I'll pass and stick with my "text-only" email
Some of us fondly remember the days of 7-bit ASCII emails. And have configured their email clients to do text-only and ignore this new-fangled penchant for all-singing, all-dancing, intrusive HTML.
Some people may find this appealing.
Not I. A hundred, thousand times not I.
Yet ANOTHER reason to *NEVER* *VIEW* *MAIL* *AS* *HTML*.
because, scripting and style sheets are next. you KNOW it's coming! And embedded ADS in your e-mail, courtesy "whatever free e-mail service" you send/receive with.
Don't doubt me. Consider the following:
a) we can just block the web ads and still view the content
b) an operating system with ADS in it?
c) subscription-based OFFICE programs?
d) An annual fee just to use an OS?
I can see the possibility of click-through ads to view your e-mail (particularly with HTML mail viewers). Or, WORSE, click-through ads to SEND mail!
icon because paranoia
Yeah, HTML is just HTML. Add in CSS and media queries and you've got a nice little device sniffer that tells the sender exactly what capabilities your device has. And that's just off the top of my head, the people who are good at this stuff will have hundreds of better, cleverer ideas.
I'm with the tin-foilers on this one!
" I'm pretty sure the OP meant one that doesn't make any kind of outbound HTTP call when viewing the message."
that's one, but there are many things that style sheets can do that pose a potential problem. there's also HTML5 content (yes I really wanted to see that streaming video when I opened an e-mail) and things like that. But style sheets can have script-like behavior, too. They can get really large, and really complicated. And, of course, loading the style sheet across 'teh intarwebs' identifies YOU as the mail recipient, even if all it does is check to see that you have the latest version with a 'HEAD' request.
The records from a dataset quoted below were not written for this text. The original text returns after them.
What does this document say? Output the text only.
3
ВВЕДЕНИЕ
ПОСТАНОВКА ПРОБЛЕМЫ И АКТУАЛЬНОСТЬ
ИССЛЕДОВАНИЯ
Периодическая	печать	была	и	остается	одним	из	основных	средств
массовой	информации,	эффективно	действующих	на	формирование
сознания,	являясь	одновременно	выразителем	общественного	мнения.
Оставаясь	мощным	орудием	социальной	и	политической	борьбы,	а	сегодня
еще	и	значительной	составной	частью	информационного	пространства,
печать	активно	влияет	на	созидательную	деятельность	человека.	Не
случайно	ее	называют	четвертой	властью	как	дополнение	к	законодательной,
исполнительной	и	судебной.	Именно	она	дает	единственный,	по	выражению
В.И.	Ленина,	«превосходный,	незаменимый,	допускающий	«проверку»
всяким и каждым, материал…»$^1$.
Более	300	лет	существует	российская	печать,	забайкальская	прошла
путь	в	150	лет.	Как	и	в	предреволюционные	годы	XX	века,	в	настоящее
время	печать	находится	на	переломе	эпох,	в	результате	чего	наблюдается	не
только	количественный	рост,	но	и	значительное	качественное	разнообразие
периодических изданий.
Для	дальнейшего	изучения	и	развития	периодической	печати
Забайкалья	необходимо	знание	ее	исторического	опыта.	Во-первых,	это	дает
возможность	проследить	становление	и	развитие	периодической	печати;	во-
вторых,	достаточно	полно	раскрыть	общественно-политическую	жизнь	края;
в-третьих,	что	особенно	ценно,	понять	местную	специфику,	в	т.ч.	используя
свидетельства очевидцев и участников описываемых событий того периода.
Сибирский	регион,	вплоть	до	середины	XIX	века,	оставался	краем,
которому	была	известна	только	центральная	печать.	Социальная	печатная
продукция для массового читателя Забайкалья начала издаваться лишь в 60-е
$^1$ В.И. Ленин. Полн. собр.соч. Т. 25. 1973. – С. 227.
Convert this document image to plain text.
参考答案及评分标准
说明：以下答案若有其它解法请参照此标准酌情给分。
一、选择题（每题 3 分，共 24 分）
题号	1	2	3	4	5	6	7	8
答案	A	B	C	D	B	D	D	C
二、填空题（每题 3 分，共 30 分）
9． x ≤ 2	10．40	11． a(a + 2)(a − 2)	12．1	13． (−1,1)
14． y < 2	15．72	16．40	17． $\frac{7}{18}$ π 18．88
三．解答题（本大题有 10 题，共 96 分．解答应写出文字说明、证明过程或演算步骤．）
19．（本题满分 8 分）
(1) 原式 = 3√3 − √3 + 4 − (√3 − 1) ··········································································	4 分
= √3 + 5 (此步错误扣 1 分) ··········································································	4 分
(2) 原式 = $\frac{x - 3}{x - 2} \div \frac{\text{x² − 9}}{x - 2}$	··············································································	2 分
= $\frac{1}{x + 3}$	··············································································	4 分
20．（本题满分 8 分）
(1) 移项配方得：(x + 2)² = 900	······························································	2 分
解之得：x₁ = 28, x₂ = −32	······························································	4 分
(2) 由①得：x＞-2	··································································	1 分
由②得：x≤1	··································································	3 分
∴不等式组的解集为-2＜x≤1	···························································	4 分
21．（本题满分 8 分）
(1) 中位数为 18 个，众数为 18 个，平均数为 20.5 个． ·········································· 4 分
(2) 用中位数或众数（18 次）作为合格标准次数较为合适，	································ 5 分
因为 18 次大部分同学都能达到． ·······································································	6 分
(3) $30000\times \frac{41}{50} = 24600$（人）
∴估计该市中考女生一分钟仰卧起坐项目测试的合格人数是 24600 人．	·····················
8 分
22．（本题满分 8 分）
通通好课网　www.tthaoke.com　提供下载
a style sheet can, for example, passively determine what your screen resolution is. Content that uses a particular style can then (theoretically) use this information to "phone home" that info on you. I forget the exact details on how it works, it has something to do with being able to manage auto-sizing column widths as one possible usage. I've actually worked on customer web pages that do this. Don't ask me HOW it works, it was confusing enough fixing the existing page so it would look right on a phone in portrait mode, or on a desktop or a 'slab' in landscape mode, with their varying aspect ratios and screen sizes [yes it works perfectly now!]. And I didn't have to change the style sheet - I embedded 'style' info into the HTML.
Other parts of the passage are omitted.